In front of Gilbert was a console complicated enough to have taken a rocket ship to Mars. Gilbert rubbed his hands together in gleeful anticipation and said, “I’m a little new at this, but watch what this baby can do!”
After staring at the buttons and dials and levers with great concentration for a long moment, Gilbert reached out and pressed a button. We all jumped as very large panels began moving on the walls, blocking the windows and turning the room pitch black.
“Oops!” Gilbert said. “Wrong button!” He pushed another button in the darkness and somewhere down at the far end of the room a screen unrolled from the ceiling, though it was too dark to see it.
“Damn!” he said, and tried a dial. Again something happened at the far end of the room – it turned out to be part of the conference room table dividing into two tables, although we could see nothing at all.

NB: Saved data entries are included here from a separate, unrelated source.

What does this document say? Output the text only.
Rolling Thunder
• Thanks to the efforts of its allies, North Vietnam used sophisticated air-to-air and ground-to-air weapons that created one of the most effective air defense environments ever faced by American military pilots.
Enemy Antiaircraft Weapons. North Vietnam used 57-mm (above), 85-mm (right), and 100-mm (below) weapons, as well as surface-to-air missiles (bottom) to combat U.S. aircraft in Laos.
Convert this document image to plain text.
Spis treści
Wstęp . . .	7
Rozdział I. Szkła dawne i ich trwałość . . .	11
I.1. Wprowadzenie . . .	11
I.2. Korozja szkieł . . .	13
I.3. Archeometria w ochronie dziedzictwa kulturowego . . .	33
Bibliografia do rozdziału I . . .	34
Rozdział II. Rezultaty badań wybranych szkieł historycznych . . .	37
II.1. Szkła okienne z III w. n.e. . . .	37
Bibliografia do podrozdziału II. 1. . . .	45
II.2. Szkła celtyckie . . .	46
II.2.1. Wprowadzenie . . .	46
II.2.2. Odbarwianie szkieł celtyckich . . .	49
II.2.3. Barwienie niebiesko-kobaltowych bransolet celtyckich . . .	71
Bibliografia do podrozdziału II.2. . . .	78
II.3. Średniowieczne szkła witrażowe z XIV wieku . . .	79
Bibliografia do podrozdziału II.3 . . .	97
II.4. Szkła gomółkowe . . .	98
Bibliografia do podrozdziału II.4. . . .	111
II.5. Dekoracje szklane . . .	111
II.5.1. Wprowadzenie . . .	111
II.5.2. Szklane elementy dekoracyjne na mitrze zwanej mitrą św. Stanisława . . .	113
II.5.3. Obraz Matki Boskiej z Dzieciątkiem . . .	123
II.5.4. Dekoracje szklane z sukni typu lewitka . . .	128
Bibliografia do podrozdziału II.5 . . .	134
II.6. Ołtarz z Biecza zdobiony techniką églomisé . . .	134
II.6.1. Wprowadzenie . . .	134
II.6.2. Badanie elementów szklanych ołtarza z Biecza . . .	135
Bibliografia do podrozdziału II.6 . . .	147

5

“Well, hell,” Gilbert said. “Stay where you are and I’ll go for help!” He moved ghost-like through the darkness in the general direction of the conference room door, fished around until he found the knob, and opened it. Soon he was back with his secretary, who actually knew how to operate the console.
While the secretary was demonstrating the many wonders of Gilbert’s high-tech conference room, it occurred to me that maybe I should be ready to take a few notes. Gilbert might have questions about the new museum and we might need to get back to him. I had a pen in my suit coat pocket, but nothing to write on.

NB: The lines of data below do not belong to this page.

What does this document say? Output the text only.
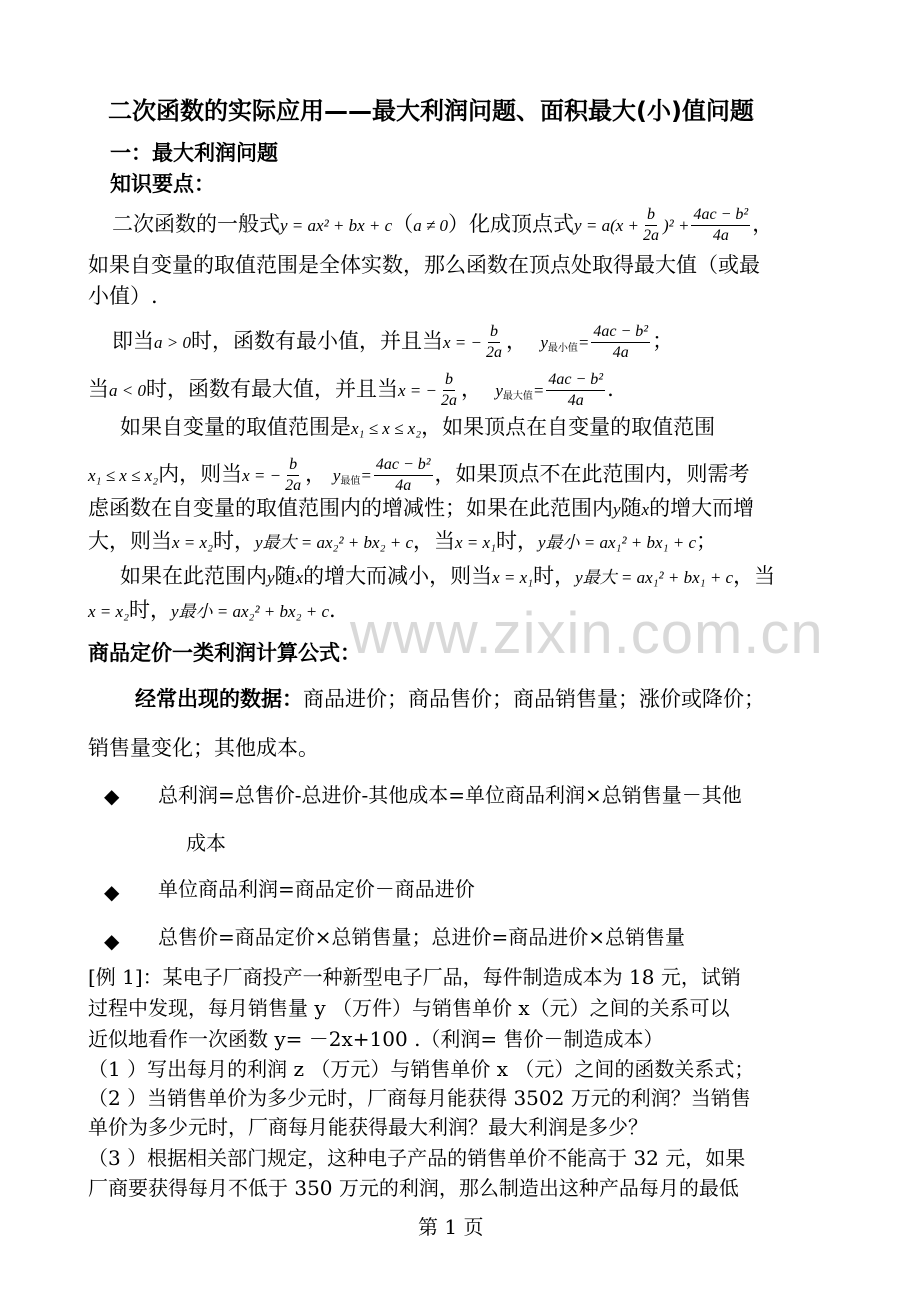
www.zixin.com.cn
二次函数的实际应用——最大利润问题、面积最大(小)值问题
一：最大利润问题
知识要点：
二次函数的一般式y = ax² + bx + c（a ≠ 0）化成顶点式$y = a(x + \frac{b}{2a} )^2 + \frac{\text{4ac − b²}}{4a}$ ，
如果自变量的取值范围是全体实数，那么函数在顶点处取得最大值（或最
小值）.
即当a > 0时，函数有最小值，并且当x = − $\frac{b}{2a}$ ， $y_{最小值}= \frac{\text{4ac − b²}}{4a}$ ；
当a < 0时，函数有最大值，并且当x = − $\frac{b}{2a}$ ， $y_{最大值}= \frac{\text{4ac − b²}}{4a}$ .
如果自变量的取值范围是x₁ ≤ x ≤ x₂，如果顶点在自变量的取值范围
x₁ ≤ x ≤ x₂内，则当x = − $\frac{b}{2a}$ ， $y_{最值}= \frac{\text{4ac − b²}}{4a}$ ，如果顶点不在此范围内，则需考
虑函数在自变量的取值范围内的增减性；如果在此范围内y随x的增大而增
大，则当x = x₂时，y最大 = ax₂² + bx₂ + c，当x = x₁时，y最小 = ax₁² + bx₁ + c；
如果在此范围内y随x的增大而减小，则当x = x₁时，y最大 = ax₁² + bx₁ + c，当
x = x₂时，y最小 = ax₂² + bx₂ + c.
商品定价一类利润计算公式：
经常出现的数据：商品进价；商品售价；商品销售量；涨价或降价；
销售量变化；其他成本。
◆ 总利润=总售价-总进价-其他成本=单位商品利润×总销售量－其他
成本
◆ 单位商品利润=商品定价－商品进价
◆ 总售价=商品定价×总销售量；总进价=商品进价×总销售量
[例 1]：某电子厂商投产一种新型电子厂品，每件制造成本为 18 元，试销
过程中发现，每月销售量 y （万件）与销售单价 x（元）之间的关系可以
近似地看作一次函数 y= －2x+100 .（利润= 售价－制造成本）
（1 ）写出每月的利润 z （万元）与销售单价 x （元）之间的函数关系式；
（2 ）当销售单价为多少元时，厂商每月能获得 3502 万元的利润？当销售
单价为多少元时，厂商每月能获得最大利润？最大利润是多少？
（3 ）根据相关部门规定，这种电子产品的销售单价不能高于 32 元，如果
厂商要获得每月不低于 350 万元的利润，那么制造出这种产品每月的最低
第 1 页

In the middle of the huge conference table – that is, about a block and a half from where I was sitting – was a lovely lacquered box inside of which was everything a conference room could need: pens, pencils, stapler, paperclips, tablets, rubber bands (or, as Gilbert would say, “elastic” bands). I hiked down there and reached for a tablet.
Except it wasn’t a tablet, it was some sort of hard acrylic thing. I glanced back at Gilbert, who was grinning delightedly back at me. “Art installation,” he explained. I returned blushingly to my seat, vowing to do nothing else stupid for at least a few hours.

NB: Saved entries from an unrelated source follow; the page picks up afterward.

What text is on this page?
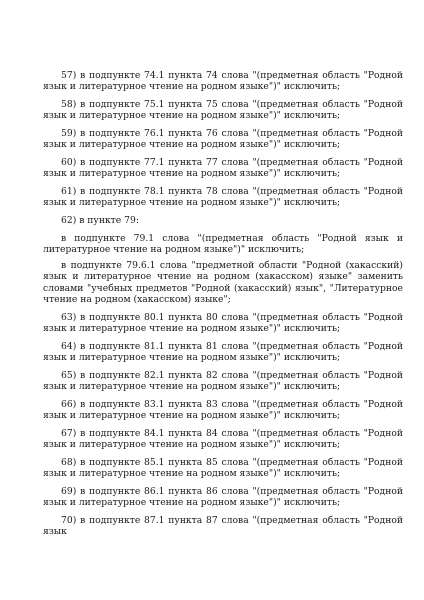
57) в подпункте 74.1 пункта 74 слова "(предметная область "Родной язык и литературное чтение на родном языке")" исключить;

58) в подпункте 75.1 пункта 75 слова "(предметная область "Родной язык и литературное чтение на родном языке")" исключить;

59) в подпункте 76.1 пункта 76 слова "(предметная область "Родной язык и литературное чтение на родном языке")" исключить;

60) в подпункте 77.1 пункта 77 слова "(предметная область "Родной язык и литературное чтение на родном языке")" исключить;

61) в подпункте 78.1 пункта 78 слова "(предметная область "Родной язык и литературное чтение на родном языке")" исключить;

62) в пункте 79:

в подпункте 79.1 слова "(предметная область "Родной язык и литературное чтение на родном языке")" исключить;

в подпункте 79.6.1 слова "предметной области "Родной (хакасский) язык и литературное чтение на родном (хакасском) языке" заменить словами "учебных предметов "Родной (хакасский) язык", "Литературное чтение на родном (хакасском) языке";

63) в подпункте 80.1 пункта 80 слова "(предметная область "Родной язык и литературное чтение на родном языке")" исключить;

64) в подпункте 81.1 пункта 81 слова "(предметная область "Родной язык и литературное чтение на родном языке")" исключить;

65) в подпункте 82.1 пункта 82 слова "(предметная область "Родной язык и литературное чтение на родном языке")" исключить;

66) в подпункте 83.1 пункта 83 слова "(предметная область "Родной язык и литературное чтение на родном языке")" исключить;

67) в подпункте 84.1 пункта 84 слова "(предметная область "Родной язык и литературное чтение на родном языке")" исключить;

68) в подпункте 85.1 пункта 85 слова "(предметная область "Родной язык и литературное чтение на родном языке")" исключить;

69) в подпункте 86.1 пункта 86 слова "(предметная область "Родной язык и литературное чтение на родном языке")" исключить;

70) в подпункте 87.1 пункта 87 слова "(предметная область "Родной язык
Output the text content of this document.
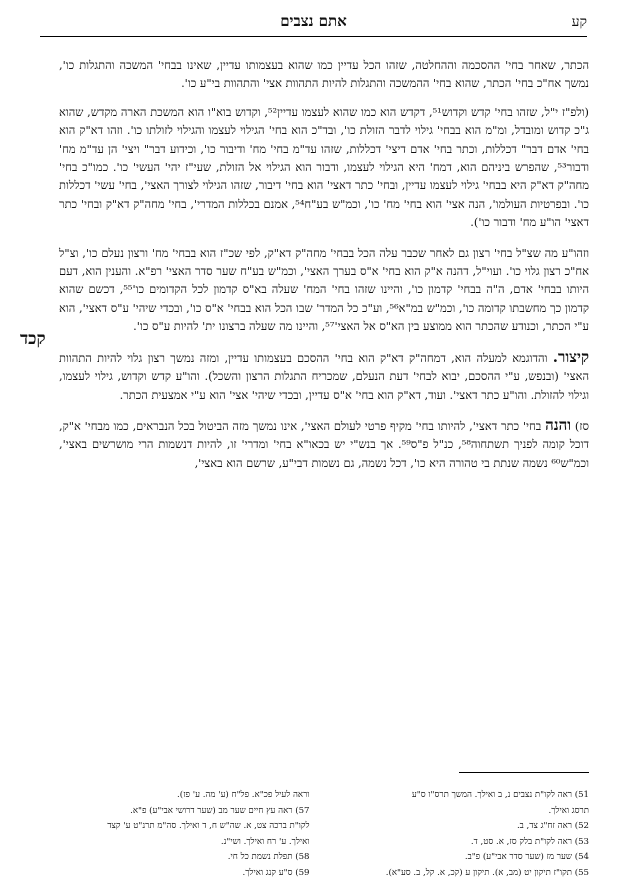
קע
אתם נצבים
קכד

הכתר, שאחר בחי' ההסכמה וההחלטה, שזהו הכל עדיין כמו שהוא בעצמותו עדיין, שאינו בבחי' המשכה והתגלות כו', נמשך אח"כ בחי' הכתר, שהוא בחי' ההמשכה והתגלות להיות התהוות אצי' והתהוות בי"ע כו'.

(ולפ"ז י"ל, שזהו בחי' קדש וקדוש⁵¹, דקדש הוא כמו שהוא לעצמו עדיין⁵², וקדוש בוא"ו הוא המשכת הארה מקדש, שהוא ג"כ קדוש ומובדל, ומ"מ הוא בבחי' גילוי לדבר הזולת כו', ובד"כ הוא בחי' הגילוי לעצמו והגילוי לזולתו כו'. וזהו דא"ק הוא בחי' אדם דבר" דכללות, וכתר בחי' אדם דיצי' דכללות, שזהו עד"מ בחי' מח' ודיבור כו', וכידוע דבר" ויצי' הן עד"מ מח' ודבור⁵³, שהפרש ביניהם הוא, דמח' היא הגילוי לעצמו, ודבור הוא הגילוי אל הזולת, שעי"ז יהי' העשי' כו'. כמו"כ בחי' מחה"ק דא"ק היא בבחי' גילוי לעצמו עדיין, ובחי' כתר דאצי' הוא בחי' דיבור, שזהו הגילוי לצורך האצי', בחי' עשי' דכללות כו'. ובפרטיות העולמו', הנה אצי' הוא בחי' מח' כו', וכמ"ש בע"ח⁵⁴, אמנם בכללות המדרי', בחי' מחה"ק דא"ק ובחי' כתר דאצי' הו"ע מח' ודבור כו').

וזהו"ע מה שצ"ל בחי' רצון גם לאחר שכבר עלה הכל בבחי' מחה"ק דא"ק, לפי שכ"ז הוא בבחי' מח' ורצון נעלם כו', וצ"ל אח"כ רצון גלוי כו'. ועוי"ל, דהנה א"ק הוא בחי' א"ס בערך האצי', וכמ"ש בע"ח שער סדר האצי' רפ"א. והענין הוא, דעם היותו בבחי' אדם, ה"ה בבחי' קדמון כו', והיינו שזהו בחי' המח' שעלה בא"ס קדמון לכל הקדומים כו'⁵⁵, דכשם שהוא קדמון כך מחשבתו קדומה כו', וכמ"ש במ"א⁵⁶, וע"כ כל המדר' שבו הכל הוא בבחי' א"ס כו', ובכדי שיהי' ע"ס דאצי', הוא ע"י הכתר, וכנודע שהכתר הוא ממוצע בין הא"ס אל האצי'⁵⁷, והיינו מה שעלה ברצונו ית' להיות ע"ס כו'.

קיצור. והדוגמא למעלה הוא, דמחה"ק דא"ק הוא בחי' ההסכם בעצמותו עדיין, ומזה נמשך רצון גלוי להיות התהוות האצי' (ובנפש, ע"י ההסכם, יבוא לבחי' דעת הנעלם, שמכריח התגלות הרצון והשכל). והו"ע קדש וקדוש, גילוי לעצמו, וגילוי להזולת. והו"ע כתר דאצי'. ועוד, דא"ק הוא בחי' א"ס עדיין, ובכדי שיהי' אצי' הוא ע"י אמצעית הכתר.

סז) והנה בחי' כתר דאצי', להיותו בחי' מקיף פרטי לעולם האצי', אינו נמשך מזה הביטול בכל הנבראים, כמו מבחי' א"ק, דוכל קומה לפניך תשתחוה⁵⁸, כנ"ל פ"ס⁵⁹. אך בנש"י יש בכאו"א בחי' ומדרי' זו, להיות דנשמות הרי מושרשים באצי', וכמ"ש⁶⁰ נשמה שנתת בי טהורה היא כו', דכל נשמה, גם נשמות דבי"ע, שרשם הוא באצי',

51) ראה לקו"ת נצבים נ, ב ואילך. המשך תרס"ו ס"ע
תרסג ואילך.
52) ראה זח"ג צד, ב.
53) ראה לקו"ת בלק סז, א. סט, ד.
54) שער מז (שער סדר אבי"ע) פ"ב.
55) תקו"ז תיקון יט (מב, א). תיקון ע (קכ, א. קל, ב. סע"א).
וראה לעיל פכ"א. פל"ח (ע' מה. ע' פז).
57) ראה עץ חיים שער מב (שער דרושי אבי"ע) פ"א.
לקו"ת ברכה צט, א. שה"ש ח, ד ואילך. סה"מ תרנ"ט ע' קצד
ואילך. ע' רח ואילך. ושי"נ.
58) תפלת נשמת כל חי.
59) ס"ע קנג ואילך.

But barely twenty minutes later, while Ms. X was seated at the console trying her hand at the controls, I found myself inspecting the electronic stock ticker that ran around the conference room walls, just below the ceiling. You usually see them at brokerage offices or in Times Square.
“I like your stock ticker,” I said to Gilbert, “but you don’t use the same symbols we use in the States.”
Gilbert burst out laughing and Ms. X rolled her eyes, looking mortified. “It’s supposed to look like a stock ticker,” Gilbert said to me. “But actually it’s installation art designed by the famous artist, Jenny Holzer.”
Other than that, the meeting was going swimmingly. Ms. X was a charming and persuasive woman, and she and Gilbert had obviously hit it off. But then the meeting went off the rails.
Gilbert had asked who else had already committed to serving on the board. Ms. X, instead of simply giving him the names, launched into a rambling spiel about the various roles in the new museum played by the Dia Art Foundation, the Warhol Foundation for the Visual Arts, and the Carnegie Institute.
“You see,” she finally concluded, “for a period of years there is one board that will oversee the construction and initial operation of the museum, and then after that there will be another board that operates the museum on a more permanent basis – an operating committee.” Seeing that Gilbert was now thoroughly confused, she added, “Wait, I have an org chart here somewhere.”
While Ms. X shuffled through her papers looking for the org chart, Gilbert glanced at me and raised an anxious eyebrow. Since I had no idea what Ms. X was talking about, I merely shrugged.
“Here you go!” said Ms. X, pushing a diagram across the table to Gilbert. “This is the permanent org chart.”
I stood up and looked over Gilbert’s shoulder. The diagram showed the Carnegie Institute at the top of the page, then four museums below it: the Museum of Art, the Museum of Natural History, the Museum of Science, and the Warhol.
Gilbert studied the chart for several minutes, then said, “Excuse me, Ms. X, are you telling me that the Warhol board, or operating committee, or whatever it’s called, actually reports up to the Carnegie Institute? It’s not an independent board?”
Poor Ms. X, flummoxed for once in her life, did her best to save the day, but the day was hopelessly lost. Ever the gentleman, Gilbert thanked Ms. X profusely for traveling to London and for thinking of him for the museum board, and told her he would think about her offer and get back to her promptly.
But Ms. X knew when she was being blown off, and so she and I walked back to the Inn on the Park Hotel and got roaring drunk, which turned out to be the best part of the trip.